You may specify multiple configuration files, in which case files that are later in the list will override the
settings from configuration files specified earlier in the list. In other words, if you call conf_read
like this,
settings from ~/.config/A
will override those in /etc/A
and all results will be stored in CONF
declare -A CONF
conf_read CONF /etc/A ~/.config/A
Here the the details of the INI specification from wikipedia’s description that ebash implements:
Comments
- Both ; and # at the beginning of a line start a comment.
- You can’t create comments at the end of a line. Instead, whatever is on the line past the equal sign will become part of the property created on that line
Sections
- Section names may not contain whitespace, nor may they contain equal signs or periods.
- Section names are case sensitive.
- No section is required, properties without a section declaration are placed in “default”
Properties
- Property names may not contain whitespace, nor may they contain equal signs
- Property names are case sensitive.
- Whitespace around the name is ignored.
- Values cannot contain newlines. Whitespace is stripped from the ends, but retained within the value
- Values can be surrounded by single or double quotes, in which case there must only be two of that particular quote character on the line. No escaping is allowed.
- When quoted, all whitespace in the value within the quotes is retained. This doesn’t change that values cannot contain newlines.
func conf_contains
Determine whether a configuration store that conf_read extracted from file contains a particular configuration property.
ARGUMENTS
__conf_store
Associative array variable that conf_read filled with configuration data.
property
Property of the form 'section.key'. If no section is specified 'default' is assumed.
func conf_dump
Display an entire configuration in a form that could be written to a file and re-read as a new configuration. Note that when we read and store a configuration, the comments are dropped so if you used this to re-create a configuration file you trash all of the comments.

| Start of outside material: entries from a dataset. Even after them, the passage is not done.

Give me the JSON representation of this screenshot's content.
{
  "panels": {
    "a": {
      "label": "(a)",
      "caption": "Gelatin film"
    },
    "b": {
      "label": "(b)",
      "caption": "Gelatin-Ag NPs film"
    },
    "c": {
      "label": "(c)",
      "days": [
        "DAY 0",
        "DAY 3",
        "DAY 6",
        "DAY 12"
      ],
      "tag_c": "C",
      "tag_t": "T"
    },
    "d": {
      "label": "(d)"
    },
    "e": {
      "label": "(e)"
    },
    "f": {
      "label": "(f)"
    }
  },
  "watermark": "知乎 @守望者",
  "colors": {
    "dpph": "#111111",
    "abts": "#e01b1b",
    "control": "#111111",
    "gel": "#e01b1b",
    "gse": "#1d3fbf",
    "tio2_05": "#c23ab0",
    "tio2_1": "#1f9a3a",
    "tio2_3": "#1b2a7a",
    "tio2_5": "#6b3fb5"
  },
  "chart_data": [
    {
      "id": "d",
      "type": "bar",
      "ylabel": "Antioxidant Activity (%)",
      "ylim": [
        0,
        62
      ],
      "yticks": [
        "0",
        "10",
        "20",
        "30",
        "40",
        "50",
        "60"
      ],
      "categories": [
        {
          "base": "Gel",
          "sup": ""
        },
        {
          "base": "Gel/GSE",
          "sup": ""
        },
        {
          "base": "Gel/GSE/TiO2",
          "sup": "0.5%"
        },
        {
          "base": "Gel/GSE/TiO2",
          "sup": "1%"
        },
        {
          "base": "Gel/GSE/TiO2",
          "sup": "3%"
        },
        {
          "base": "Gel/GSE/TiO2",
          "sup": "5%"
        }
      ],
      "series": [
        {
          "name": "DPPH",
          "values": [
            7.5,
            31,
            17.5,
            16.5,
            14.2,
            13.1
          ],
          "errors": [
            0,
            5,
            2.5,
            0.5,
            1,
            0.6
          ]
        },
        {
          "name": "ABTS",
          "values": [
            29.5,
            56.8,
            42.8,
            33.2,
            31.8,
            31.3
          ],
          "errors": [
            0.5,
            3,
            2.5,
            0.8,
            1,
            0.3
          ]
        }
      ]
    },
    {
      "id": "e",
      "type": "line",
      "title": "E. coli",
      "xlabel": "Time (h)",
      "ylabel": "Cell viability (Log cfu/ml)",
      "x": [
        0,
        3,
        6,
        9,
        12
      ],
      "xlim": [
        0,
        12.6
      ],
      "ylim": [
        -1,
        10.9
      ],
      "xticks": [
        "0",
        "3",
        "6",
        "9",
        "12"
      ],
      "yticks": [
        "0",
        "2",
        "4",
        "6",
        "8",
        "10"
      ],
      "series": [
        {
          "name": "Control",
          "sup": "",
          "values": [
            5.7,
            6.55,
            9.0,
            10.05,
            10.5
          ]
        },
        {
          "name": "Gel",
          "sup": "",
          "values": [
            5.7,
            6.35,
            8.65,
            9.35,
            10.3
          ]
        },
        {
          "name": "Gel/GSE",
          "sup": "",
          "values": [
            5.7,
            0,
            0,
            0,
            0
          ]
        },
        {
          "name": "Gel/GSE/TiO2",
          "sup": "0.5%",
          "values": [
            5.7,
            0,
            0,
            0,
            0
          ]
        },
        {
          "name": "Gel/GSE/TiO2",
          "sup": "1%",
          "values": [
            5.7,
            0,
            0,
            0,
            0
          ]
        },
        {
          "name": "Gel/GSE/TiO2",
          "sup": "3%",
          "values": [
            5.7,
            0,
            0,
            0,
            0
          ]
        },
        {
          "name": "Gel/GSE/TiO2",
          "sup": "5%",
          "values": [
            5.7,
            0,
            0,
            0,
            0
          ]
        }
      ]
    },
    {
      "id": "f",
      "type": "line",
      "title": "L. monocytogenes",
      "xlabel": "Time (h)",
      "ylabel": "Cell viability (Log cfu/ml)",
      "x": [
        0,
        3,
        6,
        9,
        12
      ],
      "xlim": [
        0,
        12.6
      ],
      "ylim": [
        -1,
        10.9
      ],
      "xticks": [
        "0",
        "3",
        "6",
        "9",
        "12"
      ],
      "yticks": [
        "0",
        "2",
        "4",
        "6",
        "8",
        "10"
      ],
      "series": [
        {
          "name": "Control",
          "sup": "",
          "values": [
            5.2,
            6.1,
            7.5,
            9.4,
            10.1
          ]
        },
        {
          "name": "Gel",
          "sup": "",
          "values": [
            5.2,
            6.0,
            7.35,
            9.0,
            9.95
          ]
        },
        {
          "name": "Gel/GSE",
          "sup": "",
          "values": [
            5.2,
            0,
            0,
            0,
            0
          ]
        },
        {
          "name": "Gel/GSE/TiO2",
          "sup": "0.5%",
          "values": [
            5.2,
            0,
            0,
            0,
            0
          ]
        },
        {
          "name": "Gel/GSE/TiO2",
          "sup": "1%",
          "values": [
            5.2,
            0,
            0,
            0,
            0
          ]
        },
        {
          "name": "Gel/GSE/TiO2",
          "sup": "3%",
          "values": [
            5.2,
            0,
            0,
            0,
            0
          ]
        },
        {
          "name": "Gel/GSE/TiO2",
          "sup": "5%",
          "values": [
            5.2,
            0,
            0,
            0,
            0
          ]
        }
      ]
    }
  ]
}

Use conf_set to modify a configuration file without blowing away comments.
ARGUMENTS
__conf_store
Variable containing the configuration data.
func conf_get
Read a particular configuration value out of a configuration store that has already been read from disk with conf_read.
ARGUMENTS
__conf_store
Associative array variable that conf_read filled with configuration data.
property
Property of the form 'section.key'. If no section is specified 'default' is assumed.
func conf_props
List the properties defined within a named section within a configuration.
ARGUMENTS
__conf_store
Associative array variable that conf_read filled with configuration data.
section
Section name to enumerate props from. If no section is specified 'default' is assumed.
func conf_read
Reads one or more “INI”-style configuration file into an associative array that you have prepared in advance. Keys in the associative array will be named for the sections of your INI file, and the entry will be a pack containing all configuration values from inside that section.
ARGUMENTS
__conf_store
Name of the associative array to store configuration in. This must be previously declared
and existing contents will be overwritten.
files
Configuration files that should be read in. Settings from files later in the list will
override those earlier in the list.
func conf_set
Set a value in an INI-style configuration file.
OPTIONS
(*) Denotes required options
(&) Denotes options which can be given multiple times
--compact, -c
Use a more compact format for properties. Without this option enabled, it emits 'key =
value' but with this option it emits a more compact 'key=value'.
--file, -f <value>
Config file that should be modified. Required.
--pretend, -p
Don't actually modify the file. Just print what it would end up containing.
--unset, -u
Remove the property and value from the configuration file.
ARGUMENTS
property
The config property to set in the form 'section.key'. If no section is specified, default
is assumed. Note that it is fine for the property name to contain additional periods. The
first separates section from key, but the rest are assumed to be part of the key name.
value
New value to give the property.
func conf_to_json
conf_to_json converts the named configuration to an anonymous JSON object. Each named section in the configratuion will be a top-level named JSON object. Each property inside that section will then be a series of ‘“key”: “value”’ pairs in the JSON. By defualt, all the properties are displayed as quoted strings. But this can be controlled via –props-int to not quote the values as they are known to be integers. Alternatively the properties can be automatically split on whitespace and printed as a JSON array.
For some detailed examples see tests/conf.etest
:
ETEST_conf_to_json ETEST_conf_to_json_int ETEST_conf_to_json_array …
OPTIONS
(*) Denotes required options
(&) Denotes options which can be given multiple times
--props-array
Split all props into arrays.
--props-int
Display all props as ints instead of strings.
ARGUMENTS
__conf_store
Variable containing the configuration data.